Pas de gratteux pour eux 
  
          Comme c'est le cas pour le tabac ou l'alcool, autres « vices » où s'appliquent une réglementation et des taxes mur à mur, le jeu rapporte gros à l'État. Depuis que ce secteur a été à toutes fins pratiques nationalisé, les casinos se multiplient, et les milliards s'empilent dans le trésor public. Mais pour soutenir la légitimité de ce contrôle lucratif, l'État se sent obligé d'adopter des mesures puritaines, moralisatrices, pour montrer qu'il n'encourage pas le vice.  
  
          Ces mesures ne réduisent en rien les revenus en provenance de ces activités: malgré toutes les campagnes de « sensibilisation », les consommateurs de tabac, d'alcool et de jeux continuent d'être lessivés de plus belle.
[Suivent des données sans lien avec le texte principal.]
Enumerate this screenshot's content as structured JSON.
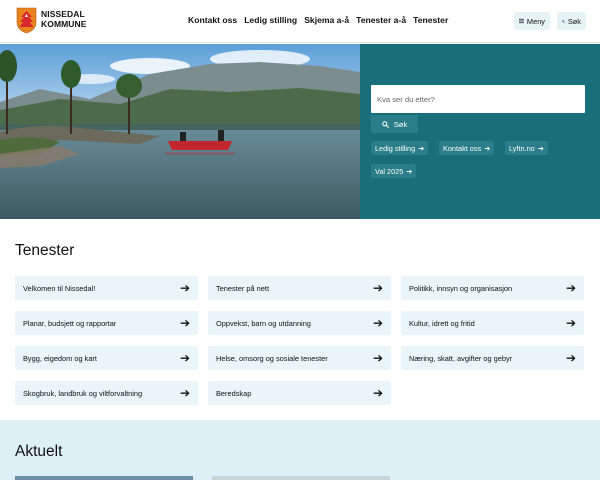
{
  "header": {
    "logo_line1": "NISSEDAL",
    "logo_line2": "KOMMUNE",
    "nav": [
      "Kontakt oss",
      "Ledig stilling",
      "Skjema a-å",
      "Tenester a-å",
      "Tenester"
    ],
    "menu_label": "Meny",
    "search_label": "Søk",
    "menu_icon": "hamburger-icon",
    "search_icon": "magnifier-icon"
  },
  "hero": {
    "search_placeholder": "Kva ser du etter?",
    "search_button": "Søk",
    "quick_links": [
      "Ledig stilling",
      "Kontakt oss",
      "Lyftn.no",
      "Val 2025"
    ]
  },
  "tenester": {
    "title": "Tenester",
    "items": [
      "Velkomen til Nissedal!",
      "Tenester på nett",
      "Politikk, innsyn og organisasjon",
      "Planar, budsjett og rapportar",
      "Oppvekst, barn og utdanning",
      "Kultur, idrett og fritid",
      "Bygg, eigedom og kart",
      "Helse, omsorg og sosiale tenester",
      "Næring, skatt, avgifter og gebyr",
      "Skogbruk, landbruk og viltforvaltning",
      "Beredskap"
    ]
  },
  "aktuelt": {
    "title": "Aktuelt"
  },
  "colors": {
    "accent": "#196e7a",
    "card_bg": "#e9f5f8",
    "aktuelt_bg": "#ddf0f6",
    "logo_orange": "#e8831e",
    "logo_red": "#d8262d"
  }
}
Mais les politiciens et bureaucrates se donnent ainsi un air de bienfaiteurs, reçoivent l'adulation des lobbys de fascistes de la santé et se donnent aussi et avant tout un pouvoir additionnel sur nos vie. 
  
          Dans tous ces domaines, « protéger les enfants » reste une forme d'oppression étatique au-dessus de tout soupçon. Pourquoi s'opposer à une telle loi, puisque c'est pour le bien-être de nos petits chéris? Les groupes de pression vont applaudir – le ministre a fait valoir que ce principe d'interdire toute forme de jeux de hasard aux enfants faisait l'objet d'un « consensus » chez des intervenants auprès de la jeunesse.  
  
 
  
« En fin de compte, une autre loi visant à nous “protéger”aura un effet néfaste, parce qu'elle accroît le pouvoir répressif de l'État, réduit la liberté et déresponsabilise les individus, jeunes et adultes. »
 
 
 
          La masse des citoyens et parents déresponsabilisés se taira, comme d'habitude, en pensant que c'est une bonne chose que les autorités s'occupent de leurs marmots, puisqu'eux sont vraiment très occupés et que de nos jours, vous savez, c'est pas comme dans notre temps, les jeunes sont plus difficiles à contrôler, et blablabla... 
 
Illicite Mini 
 
          Les commerçants qui se rendront coupables du crime de vendre un Loto 6/49 à un jeune de 16 ans seront donc dorénavant passibles d'amendes variant de 300 $ à 3000 $ et pouvant aller jusqu'à 6000 $ en cas de récidive. Une nouvelle classe de parasites bureaucratiques sera engagée pour s'occuper de cette importante problématique sôôôciale.  
  
          Le ministre n'a pas cru bon d'aller jusqu'à enlever le permis d'un marchand fautif. « Retirer le permis, ç'aurait été retirer le gagne-pain. On est mieux de sanctionner financièrement », a-t-il déclaré. Quelle magnanimité, oh Grand et Noble Trésorier! Il faut dire aussi qu'un commerce ouvert qui paie des amendes, ça rapporte de l'argent au gouvernement, alors qu'un commerce fermé, ça ne rapporte rien. 
  
          Les commis de dépanneurs devront se casser la tête pour deviner l'âge des vieux adolescents et jeunes adultes, et une nouvelle source de méfiance viendra empoisonner les relations entre citoyens. La police et les tribunaux pourront consacrer des ressources supplémentaires à enrayer cette nouvelle forme de criminalité, la vente illicite de billet de Mini aux jeunes.  
  
          Enfin, la presque totalité de ces jeunes (selon une étude du professeur Robert Ladouceur de l'Université Laval, 86% d'entre eux ont déjà parié de l'argent à la loterie, dans des bingos ou sur les résultats de matchs de hockey et de baseball) auront une raison de plus de se sentir diminués et rejetés dans une société qui les infantilise jusqu'à l'âge de 18 ans.  
  
          Les loteries deviendront, pour un certain nombre d'entre eux, un autre de ces fruits défendus qu'il est excitant de consommer en cachette, si ce n'est que pour se donner le thrill de défier les règles. Les gangs de rue y verront sûrement une nouvelle source de profits, ce qui consolidera leur pouvoir, exactement comme la prohibition de la drogue nourrit les bandes de motards criminalisées. 
  
          En fin de compte, comme c'est toujours le cas, une autre loi visant à nous « protéger » aura un effet néfaste, parce qu'elle accroît le pouvoir répressif de l'État, réduit la liberté et déresponsabilise les individus, jeunes et adultes. On n'arrête pas le progrès.